What did Community of Christ guides tell guests about Christ’s reported appearance in the temple?

Earlier RLDS official church histories talked about it. However, today there is an assumed commonsense notion of what that means for LDS folks, which I don’t think would have been clear for 1830s folks at all, and certainly was not clear for RLDS folks because they were from different traditions. There’s a tradition the LDS Church built around that vision, which RLDS did not share because they didn’t have the same tradition. For LDS, it legitimizes temples today, and the ordinances and the power to do them today. RLDS read it as an appearance of Christ to accept the temple and didn’t have a theology of keys to accompany it. That theology of keys in the LDS Church is not at all clear in the 1830s, but what it means develops over time in Nauvoo and evolves even further in the Salt Lake Valley.

Are you concerned that Latter-day Saint missionaries — under the guidance of professional historians — will now be the tour guides?

(The Church of Jesus Christ of Latter-day Saints) A view of the Kirtland Temple and historic cemetery from inside the newly restored home of church founder Joseph Smith and wife Emma Smith in August 2023.

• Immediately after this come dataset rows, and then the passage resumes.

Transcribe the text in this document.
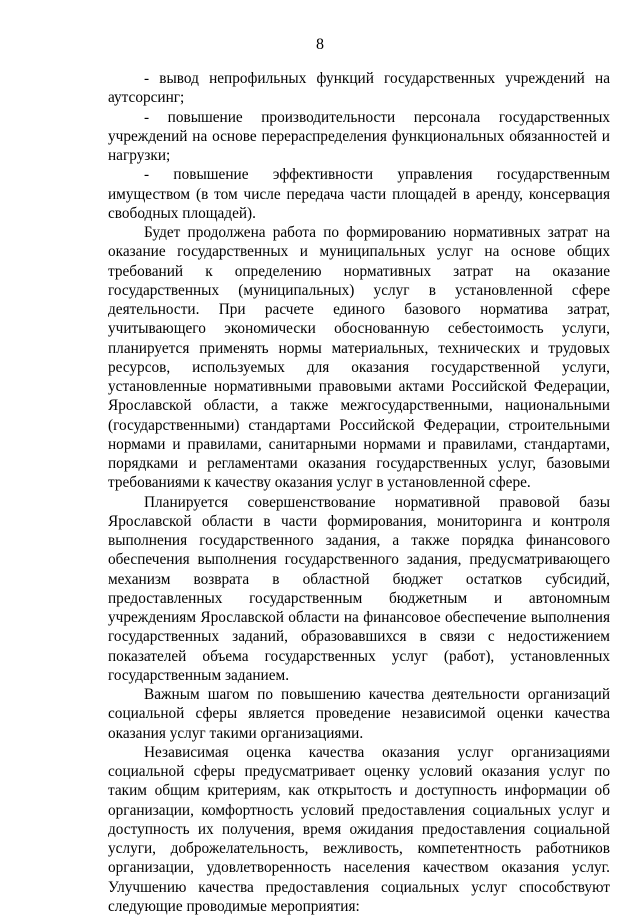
8

- вывод непрофильных функций государственных учреждений на аутсорсинг;

- повышение производительности персонала государственных учреждений на основе перераспределения функциональных обязанностей и нагрузки;

- повышение эффективности управления государственным имуществом (в том числе передача части площадей в аренду, консервация свободных площадей).

Будет продолжена работа по формированию нормативных затрат на оказание государственных и муниципальных услуг на основе общих требований к определению нормативных затрат на оказание государственных (муниципальных) услуг в установленной сфере деятельности. При расчете единого базового норматива затрат, учитывающего экономически обоснованную себестоимость услуги, планируется применять нормы материальных, технических и трудовых ресурсов, используемых для оказания государственной услуги, установленные нормативными правовыми актами Российской Федерации, Ярославской области, а также межгосударственными, национальными (государственными) стандартами Российской Федерации, строительными нормами и правилами, санитарными нормами и правилами, стандартами, порядками и регламентами оказания государственных услуг, базовыми требованиями к качеству оказания услуг в установленной сфере.

Планируется совершенствование нормативной правовой базы Ярославской области в части формирования, мониторинга и контроля выполнения государственного задания, а также порядка финансового обеспечения выполнения государственного задания, предусматривающего механизм возврата в областной бюджет остатков субсидий, предоставленных государственным бюджетным и автономным учреждениям Ярославской области на финансовое обеспечение выполнения государственных заданий, образовавшихся в связи с недостижением показателей объема государственных услуг (работ), установленных государственным заданием.

Важным шагом по повышению качества деятельности организаций социальной сферы является проведение независимой оценки качества оказания услуг такими организациями.

Независимая оценка качества оказания услуг организациями социальной сферы предусматривает оценку условий оказания услуг по таким общим критериям, как открытость и доступность информации об организации, комфортность условий предоставления социальных услуг и доступность их получения, время ожидания предоставления социальной услуги, доброжелательность, вежливость, компетентность работников организации, удовлетворенность населения качеством оказания услуг. Улучшению качества предоставления социальных услуг способствуют следующие проводимые мероприятия:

I can’t dictate to the LDS Church [leaders] about their training program. I could suggest that [they do] something like what the Community of Christ did. We would use college-age interns, (not that much different than [young LDS] missionaries really, they’re the same age) and do a class at night with them. It was a three-hour college credit course. It was a real college credit course where they had to read stuff and do papers. It made them into better guides. A real academic course could be really helpful for missionaries. But maybe that’s not what they thought when they were originally called on the mission.

What is the function of the Community of Christ’s temple in Independence, Mo.?

The template for the Independence Temple is the Kirtland Temple, in which you have church headquarters, you have a place for public worship and conferences. Then you also have the church’s graduate seminary, which is like what happens in the school of the apostles or other iterations of priesthood training in the Kirtland Temple. It does show the kind of continued legacy of Kirtland in the present day life of the Community of Christ.

What are your hopes for Kirtland for the future?

I do hope it still will be a place where multiple traditions can value it and that the sale of sites won’t mean the Community of Christ will value its 19th-century history less. I hope that it continues its promise of being a version of progressive Christianity with a restoration heritage, that can put those two together in a way that is kind of unique among the Mormon family of churches. I think that needs to happen in this world just for the ecological diversity of the restoration tradition. That’s a valuable thing. I hope, too, that folks who found Kirtland in the past as a safe place — I think of LGBTQ Mormons and Mormon feminists and others — to reconnect with the past and an institution that sometimes they feel very alienated from (the institution they were born into). ...That’s really complicated. And I feel sadness, too, wondering how that will play out.